Szefowa DUP dodała, że "w dniach i tygodniach, które są przed nami, dobro tej unii będzie naszym priorytetem; naszą gwiazdą, która nas prowadzi". "Możemy reprezentować okręgi wyborcze Irlandii Północnej, ale interesy całego królestwa zajmują nas w równym stopniu, co interesy naszej prowincji" - podkreśliła.

Jednocześnie Foster oceniła wyniki czwartkowych wyborów jako "świetne" dla Zjednoczonego Królestwa Wielkiej Brytanii i Irlandii Północnej. "Ci, którzy chcą rozerwać naszą unię, którą tak kochamy i z której istnienia czerpiemy korzyści, otrzymali jasny komunikat", że nie mogą liczyć na poparcie elektoratu - podkreśliła.

Po podliczeniu głosów w 649 z 650 okręgów wyborczych Partia Konserwatywna uzyskała w czwartkowych wyborach parlamentarnych 318 mandatów, a opozycyjna Partia Pracy - 261. Trzecią największą partią będzie Szkocka Partia Narodowa z 35 deputowanymi, a czwartą - Liberalni Demokraci z 12 posłami. Pozostałe ugrupowania uzyskały 23 mandaty.
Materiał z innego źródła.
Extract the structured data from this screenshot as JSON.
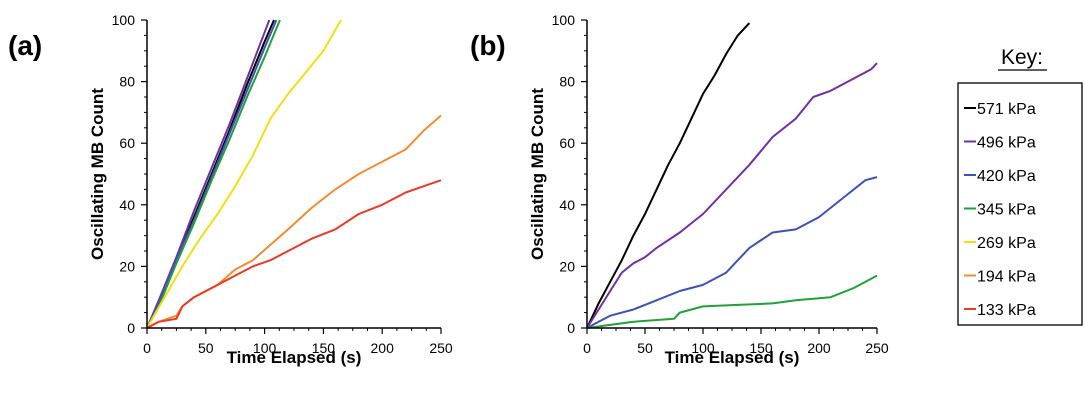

Wciąż trwa liczenie głosów w ostatnim okręgu wyborczym, który według exit poll powinien przypaść Partii Konserwatywnej.

Chociaż rządzący Wielką Brytanią od 2010 roku torysi nie uzyskali liczby mandatów niezbędnej do uzyskania samodzielnej większości parlamentarnej, premier Theresa May zapowiedziała kontynuację dotychczasowych rządów przy poparciu północnoirlandzkiej DUP, która wprowadzi do Izby Gmin 10 posłów.
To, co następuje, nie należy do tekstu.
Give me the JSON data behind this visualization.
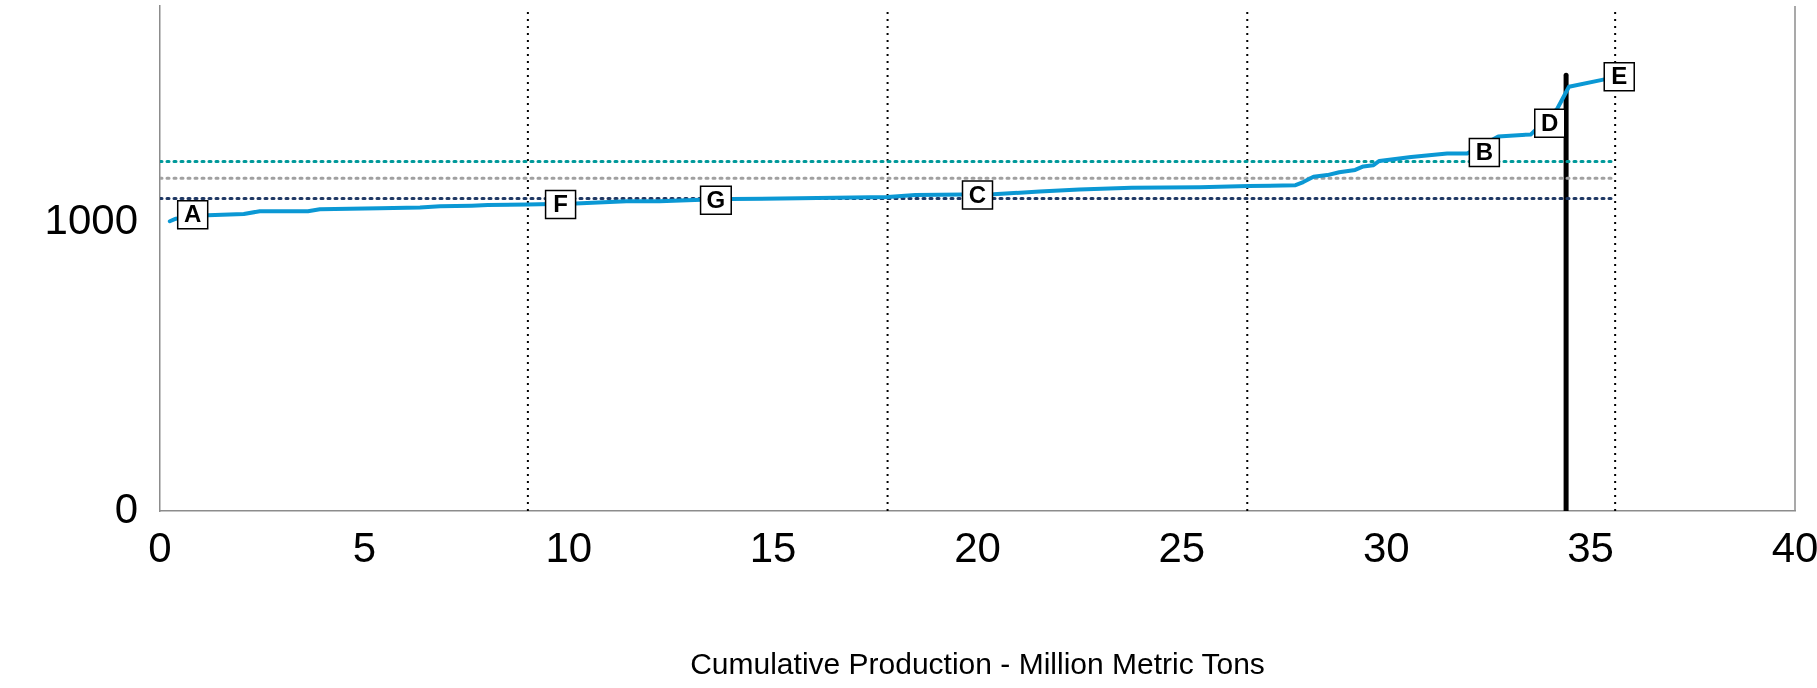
{
  "chart_data": {
    "type": "line",
    "xlabel": "Cumulative Production - Million Metric Tons",
    "xlim": [
      0,
      40
    ],
    "xticks": [
      0,
      5,
      10,
      15,
      20,
      25,
      30,
      35,
      40
    ],
    "ylim": [
      0,
      1750
    ],
    "yticks": [
      0,
      1000
    ],
    "grid": false,
    "legend": false,
    "marker": "none",
    "series": [
      {
        "color": "#0b98d4",
        "line_style": "solid",
        "x": [
          0.24,
          0.39,
          1.17,
          2.05,
          2.44,
          3.62,
          3.91,
          5.38,
          6.36,
          6.85,
          7.63,
          8.02,
          8.99,
          10.17,
          11.41,
          12.22,
          13.25,
          13.99,
          15.65,
          17.8,
          18.48,
          19.66,
          20.39,
          21.52,
          22.49,
          23.77,
          25.43,
          26.63,
          27.78,
          27.97,
          28.22,
          28.56,
          28.85,
          29.24,
          29.44,
          29.68,
          29.83,
          30.61,
          31.49,
          31.98,
          32.74,
          33.54,
          34.18,
          34.47,
          35.31
        ],
        "values": [
          1004,
          1013,
          1025,
          1029,
          1039,
          1039,
          1046,
          1049,
          1052,
          1056,
          1058,
          1060,
          1062,
          1066,
          1073,
          1073,
          1079,
          1081,
          1084,
          1088,
          1095,
          1097,
          1098,
          1107,
          1114,
          1120,
          1122,
          1126,
          1129,
          1140,
          1158,
          1164,
          1174,
          1182,
          1194,
          1198,
          1213,
          1227,
          1239,
          1239,
          1298,
          1305,
          1393,
          1470,
          1495
        ]
      },
      {
        "color": "#00999a",
        "line_style": "dotted",
        "x": [
          0,
          35.6
        ],
        "values": [
          1211,
          1211
        ]
      },
      {
        "color": "#a0a0a0",
        "line_style": "dotted",
        "x": [
          0,
          35.6
        ],
        "values": [
          1153,
          1153
        ]
      },
      {
        "color": "#1f3864",
        "line_style": "dotted",
        "x": [
          0,
          35.6
        ],
        "values": [
          1083,
          1083
        ]
      },
      {
        "color": "#000000",
        "line_style": "solid",
        "x": [
          34.4,
          34.4
        ],
        "values": [
          0,
          1510
        ]
      }
    ],
    "ref_lines": [
      {
        "axis": "x",
        "value": 9,
        "color": "#000000",
        "line_style": "dotted"
      },
      {
        "axis": "x",
        "value": 17.8,
        "color": "#000000",
        "line_style": "dotted"
      },
      {
        "axis": "x",
        "value": 26.6,
        "color": "#000000",
        "line_style": "dotted"
      },
      {
        "axis": "x",
        "value": 35.6,
        "color": "#000000",
        "line_style": "dotted"
      }
    ],
    "annotations": [
      {
        "text": "A",
        "x": 0.8,
        "y": 1027
      },
      {
        "text": "F",
        "x": 9.8,
        "y": 1062
      },
      {
        "text": "G",
        "x": 13.6,
        "y": 1077
      },
      {
        "text": "C",
        "x": 20,
        "y": 1095
      },
      {
        "text": "B",
        "x": 32.4,
        "y": 1242
      },
      {
        "text": "D",
        "x": 34,
        "y": 1344
      },
      {
        "text": "E",
        "x": 35.7,
        "y": 1505
      }
    ]
  }
}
W efekcie oba ugrupowania mogą liczyć na 328 lub 329 deputowanych (w zależności od wyników głosowania w ostatnim, niepoliczonym jeszcze okręgu wyborczym), tuż powyżej wymaganego progu 326 mandatów. Szczegóły dotyczące współpracy i jej formy - nieformalnego wsparcia lub formalnej koalicji - nie zostały jeszcze ustalone.